Afin de justifier leur action, les dirigeants de l’Etat concernés invoquent la nécessité de rehausser l’âge de la retraite afin qu’il évolue comme l’espérance de vie. De fait, et bien qu’elle s’accompagne de mesures d’aménagement destinées aux travailleurs à carrière longue, la fin de la retraite à 60 ans a largement contribué à remettre les salariés âgés sur le marché du travail, dans des mesures proches de celles qui pouvaient être observées dans les années 1970. Quoi qu’il en soit de cette argumentation, on relèvera en tout cas que ces deux réformes interviennent dans des configurations comparables, marquées par l’aggravation brutale des tensions pesant sur le budget de la nation – faisant suite, dans le premier cas, à la crise financière de 2009 et, dans le second, à la crise sanitaire du début de la décennie 2020. Cherchant à “rassurer les marchés” quant à la situation financière du pays à court et moyen termes, et misant sur l’état de sidération des Français, les dirigeants de l’Etat réforment les retraites d’une manière bien plus susceptible de susciter rapidement de conséquentes économies budgétaires que les réformes reposant sur l’augmentation de la durée de cotisation.

Graphique tiré de l’étude 2023 de la DARES sur la situation des travailleurs âgés sur le marché du travail.

Des débats politiques et sociaux toujours vifs

S’il est vrai que les Présidents Nicolas Sarkozy et Emmanuel Macron ont réussi à mener à bien leur projet de réforme, encore faut-il préciser qu’ils ont dû faire face à des mouvements sociaux de grande ampleur – bien plus grande, par exemple, que celui suscité par la réforme menée sous François Hollande en 2013, qui a porté la durée de cotisation pour prétendre au taux plein de 41,5 annuités à 43 annuités à l’horizon 2035. La perspective d’un retour à un âge légal de la retraite tel qu’il existait avant 1981 ne convainc guère les Français.
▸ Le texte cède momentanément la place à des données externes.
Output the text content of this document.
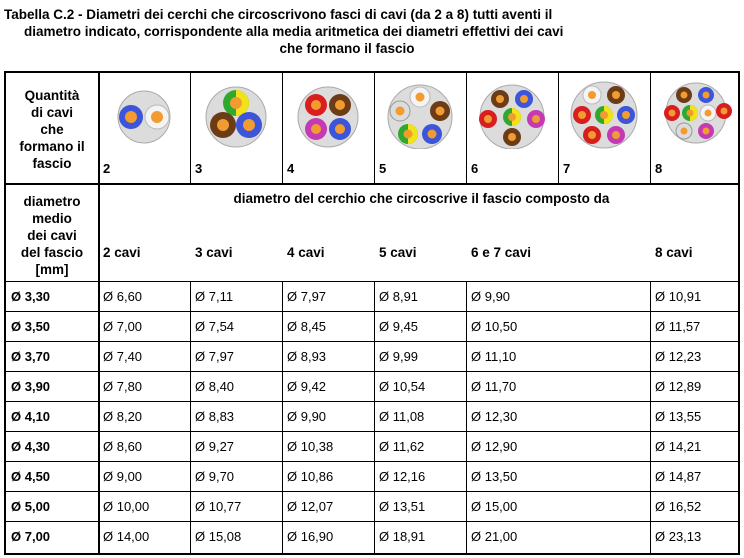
Tabella C.2 - Diametri dei cerchi che circoscrivono fasci di cavi (da 2 a 8) tutti aventi il
diametro indicato, corrispondente alla media aritmetica dei diametri effettivi dei cavi
che formano il fascio
Quantità
di cavi
che
formano il
fascio	2	3	4	5	6	7	8
diametro
medio
dei cavi
del fascio
[mm]
diametro del cerchio che circoscrive il fascio composto da
2 cavi	3 cavi	4 cavi	5 cavi	6 e 7 cavi	8 cavi
Ø 3,30	Ø 6,60	Ø 7,11	Ø 7,97	Ø 8,91	Ø 9,90	Ø 10,91
Ø 3,50	Ø 7,00	Ø 7,54	Ø 8,45	Ø 9,45	Ø 10,50	Ø 11,57
Ø 3,70	Ø 7,40	Ø 7,97	Ø 8,93	Ø 9,99	Ø 11,10	Ø 12,23
Ø 3,90	Ø 7,80	Ø 8,40	Ø 9,42	Ø 10,54	Ø 11,70	Ø 12,89
Ø 4,10	Ø 8,20	Ø 8,83	Ø 9,90	Ø 11,08	Ø 12,30	Ø 13,55
Ø 4,30	Ø 8,60	Ø 9,27	Ø 10,38	Ø 11,62	Ø 12,90	Ø 14,21
Ø 4,50	Ø 9,00	Ø 9,70	Ø 10,86	Ø 12,16	Ø 13,50	Ø 14,87
Ø 5,00	Ø 10,00	Ø 10,77	Ø 12,07	Ø 13,51	Ø 15,00	Ø 16,52
Ø 7,00	Ø 14,00	Ø 15,08	Ø 16,90	Ø 18,91	Ø 21,00	Ø 23,13
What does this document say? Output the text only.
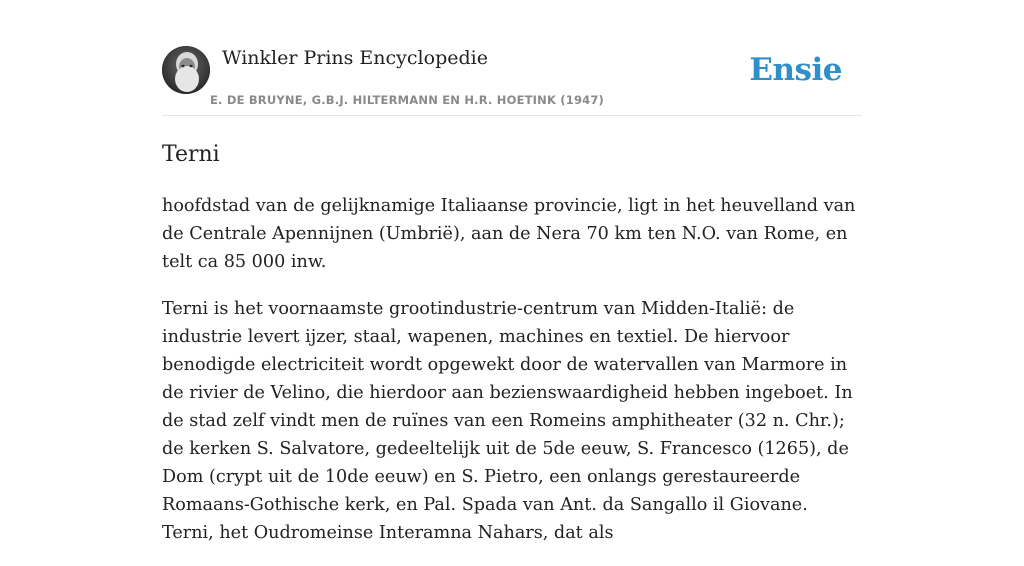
Winkler Prins Encyclopedie
E. DE BRUYNE, G.B.J. HILTERMANN EN H.R. HOETINK (1947)
Ensie
Terni

hoofdstad van de gelijknamige Italiaanse provincie, ligt in het heuvelland van de Centrale Apennijnen (Umbrië), aan de Nera 70 km ten N.O. van Rome, en telt ca 85 000 inw.

Terni is het voornaamste grootindustrie-centrum van Midden-Italië: de industrie levert ijzer, staal, wapenen, machines en textiel. De hiervoor benodigde electriciteit wordt opgewekt door de watervallen van Marmore in de rivier de Velino, die hierdoor aan bezienswaardigheid hebben ingeboet. In de stad zelf vindt men de ruïnes van een Romeins amphitheater (32 n. Chr.); de kerken S. Salvatore, gedeeltelijk uit de 5de eeuw, S. Francesco (1265), de Dom (crypt uit de 10de eeuw) en S. Pietro, een onlangs gerestaureerde Romaans-Gothische kerk, en Pal. Spada van Ant. da Sangallo il Giovane. Terni, het Oudromeinse Interamna Nahars, dat als
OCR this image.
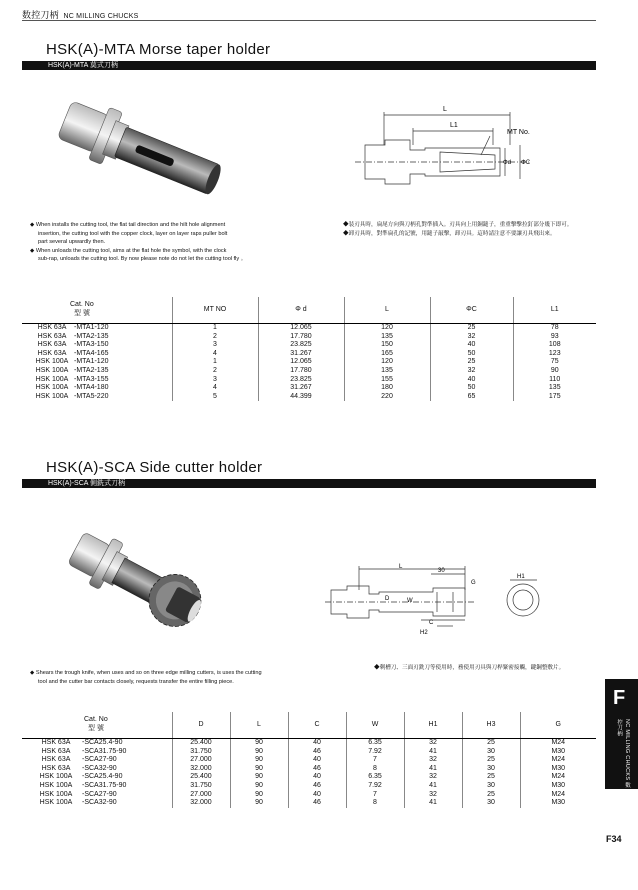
数控刀柄 NC MILLING CHUCKS
HSK(A)-MTA Morse taper holder
HSK(A)-MTA 莫式刀柄
L
L1
MT No.
Φd ΦC

◆ When installs the cutting tool, the flat tail direction and the hilt hole alignment

insertion, the cutting tool with the copper clock, layer on layer raps puller bolt

part several upwardly then.

◆ When unloads the cutting tool, aims at the flat hole the symbol, with the clock

sub-rap, unloads the cutting tool. By now please note do not let the cutting tool fly 。

◆装刃具時，扁尾方向與刀柄孔對準插入。刃具向上用銅鎚子，重重擊擊拉釘部分幾下即可。

◆卸刃具時，對準扁孔的記號，用鎚子敲擊，卸刃具。這時請注意不要讓刃具飛出來。

Cat. No
型 號		MT NO	Φ d	L	ΦC	L1
HSK 63A	-MTA1-120	1	12.065	120	25	78
HSK 63A	-MTA2-135	2	17.780	135	32	93
HSK 63A	-MTA3-150	3	23.825	150	40	108
HSK 63A	-MTA4-165	4	31.267	165	50	123
HSK 100A	-MTA1-120	1	12.065	120	25	75
HSK 100A	-MTA2-135	2	17.780	135	32	90
HSK 100A	-MTA3-155	3	23.825	155	40	110
HSK 100A	-MTA4-180	4	31.267	180	50	135
HSK 100A	-MTA5-220	5	44.399	220	65	175
HSK(A)-SCA Side cutter holder
HSK(A)-SCA 側銑式刀柄
L
30
G
W
D
H2
C
H1

◆ Shears the trough knife, when uses and so on three edge milling cutters, is uses the cutting

tool and the cutter bar contacts closely, requests transfer the entire filling piece.

◆剩槽刀、三面刃銑刀等使用時，務使用刃具與刀桿緊密接觸，鍵鋼整敷片。

Cat. No
型 號		D	L	C	W	H1	H3	G
HSK 63A	-SCA25.4-90	25.400	90	40	6.35	32	25	M24
HSK 63A	-SCA31.75-90	31.750	90	46	7.92	41	30	M30
HSK 63A	-SCA27-90	27.000	90	40	7	32	25	M24
HSK 63A	-SCA32-90	32.000	90	46	8	41	30	M30
HSK 100A	-SCA25.4-90	25.400	90	40	6.35	32	25	M24
HSK 100A	-SCA31.75-90	31.750	90	46	7.92	41	30	M30
HSK 100A	-SCA27-90	27.000	90	40	7	32	25	M24
HSK 100A	-SCA32-90	32.000	90	46	8	41	30	M30
F
NC MILLING CHUCKS 數控刀柄
F34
Comme en témoigne le succès aux élections législatives anticipées de blocs politiques : le Rassemblement National (RN) et le Nouveau Front Populaire (NFP) ayant fait de l’abrogation de la réforme menée l’an passé par l’actuel chef de l’Etat l’un de leurs principaux arguments de campagne, cette réforme n’apparaît d’ailleurs toujours pas digérée par le corps social. L’hypothèse de sa remise en cause par une alliance parlementaire de circonstance entre ces deux blocs doit être prise au sérieux.
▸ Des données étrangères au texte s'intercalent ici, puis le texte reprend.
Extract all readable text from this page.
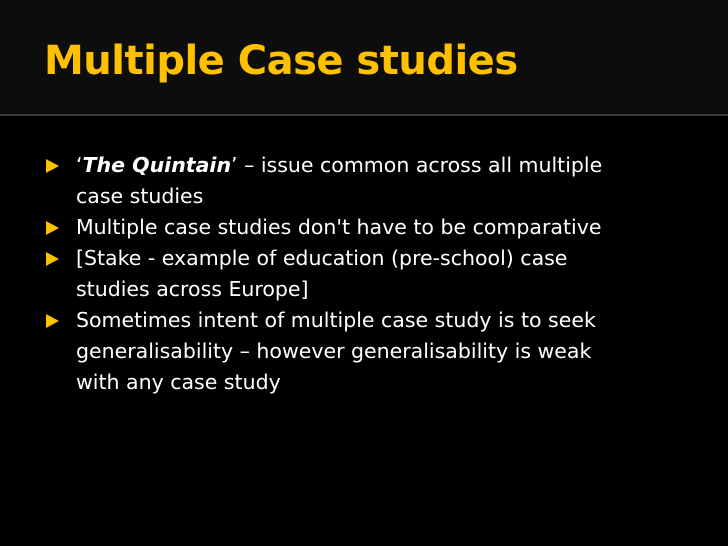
Multiple Case studies
‘The Quintain’ – issue common across all multiple
case studies
Multiple case studies don't have to be comparative
[Stake - example of education (pre-school) case
studies across Europe]
Sometimes intent of multiple case study is to seek
generalisability – however generalisability is weak
with any case study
Posé, hélas, de manière essentiellement politicienne, comme marqueur de d’opposition au camp macroniste, le débat actuel sur l’âge de la retraite pourrait pourtant l’être dans des termes bien plus pertinents. Par exemple, il ne serait sans doute pas inopportun de s’interroger sur les ressemblances qui peuvent exister entre la transition écologique de l’appareil productif français dans laquelle nous nous engageons d’une part et les mutations structurelles que cet appareil a connues entre les années 1960 et les années 1990 – alors accompagnées par le rajeunissement de la main d’œuvre – d’autre part. La conduite d’une politique de maintien systématique des travailleurs âgés en poste est-elle ou non, dès lors, pleinement compatible avec cette transition économique ? Et, le cas échéant, dans quelles conditions : aménagement des fins de carrière, transition progressive vers la retraite, transmissions des savoirs et compétences aux salariés plus jeunes, entre autres. Mené uniquement pour des raisons budgétaires, le rehaussement de l’âge de la retraite ne donne pas lieu aux nécessaires débats de fond qu’il soulève.